You then convert from the variable -18V to +5V with an inverting OPAmp, and drive the PWM with a level shifter (NOT another OPAmp).
Since you already have a +12 supply you can use a lower cost OPAmp. A device such as a CA3140 has input and output capability down to its negative rail. You connect as follows:-
Input resistor (say 36k) from variable -18V to OPAmp inverting input.
Feedback resistor (say 10k) from OPAmp inverting input to OPAmp output.
OPAmp non-inverting input and negative supply to 0V.
OPAmp positive supply to +12V.
You may need to protect the PIC analogue input from excess OPAmp output voltage.

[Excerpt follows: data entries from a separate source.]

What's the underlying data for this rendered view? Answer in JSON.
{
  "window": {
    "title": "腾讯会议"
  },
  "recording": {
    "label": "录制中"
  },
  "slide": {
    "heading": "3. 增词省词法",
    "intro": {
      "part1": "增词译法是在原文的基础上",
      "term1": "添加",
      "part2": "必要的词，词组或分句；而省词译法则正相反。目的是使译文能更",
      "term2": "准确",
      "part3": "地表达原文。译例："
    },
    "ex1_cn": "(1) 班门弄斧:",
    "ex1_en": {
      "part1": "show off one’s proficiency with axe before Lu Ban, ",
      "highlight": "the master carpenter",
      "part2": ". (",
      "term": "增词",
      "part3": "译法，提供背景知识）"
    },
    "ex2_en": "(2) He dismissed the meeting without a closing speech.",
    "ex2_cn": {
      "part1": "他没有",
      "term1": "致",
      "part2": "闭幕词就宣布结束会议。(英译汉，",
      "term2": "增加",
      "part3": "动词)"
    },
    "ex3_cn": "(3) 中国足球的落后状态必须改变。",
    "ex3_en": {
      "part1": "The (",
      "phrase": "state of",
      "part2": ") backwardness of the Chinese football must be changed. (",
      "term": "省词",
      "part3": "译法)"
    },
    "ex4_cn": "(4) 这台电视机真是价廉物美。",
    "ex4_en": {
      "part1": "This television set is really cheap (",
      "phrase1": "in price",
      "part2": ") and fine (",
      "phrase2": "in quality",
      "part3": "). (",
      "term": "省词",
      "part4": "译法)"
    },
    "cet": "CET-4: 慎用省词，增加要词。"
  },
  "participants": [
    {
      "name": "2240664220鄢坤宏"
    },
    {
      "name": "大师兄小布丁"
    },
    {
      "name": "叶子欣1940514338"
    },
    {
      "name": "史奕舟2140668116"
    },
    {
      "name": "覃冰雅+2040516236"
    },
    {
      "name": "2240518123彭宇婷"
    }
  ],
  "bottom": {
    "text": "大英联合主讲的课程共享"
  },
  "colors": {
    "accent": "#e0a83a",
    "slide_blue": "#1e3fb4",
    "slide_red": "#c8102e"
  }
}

Since the buck boost output is bound to have some ripple on it you may need to slightly filter it. This can be done with a capacitor in parallel with the 10k resistor. The value depends on the level of performance you're after. Too small and ripple gets into your control loop, too large and you get loop stability issues.
I'm assuming the switch for your buck boost is in the +12V supply lead.
You then level shift the PWM output from +5V to the +12V supply.
There are 1001 level shifters you could use. Again it depends on what you can afford and the performance needed.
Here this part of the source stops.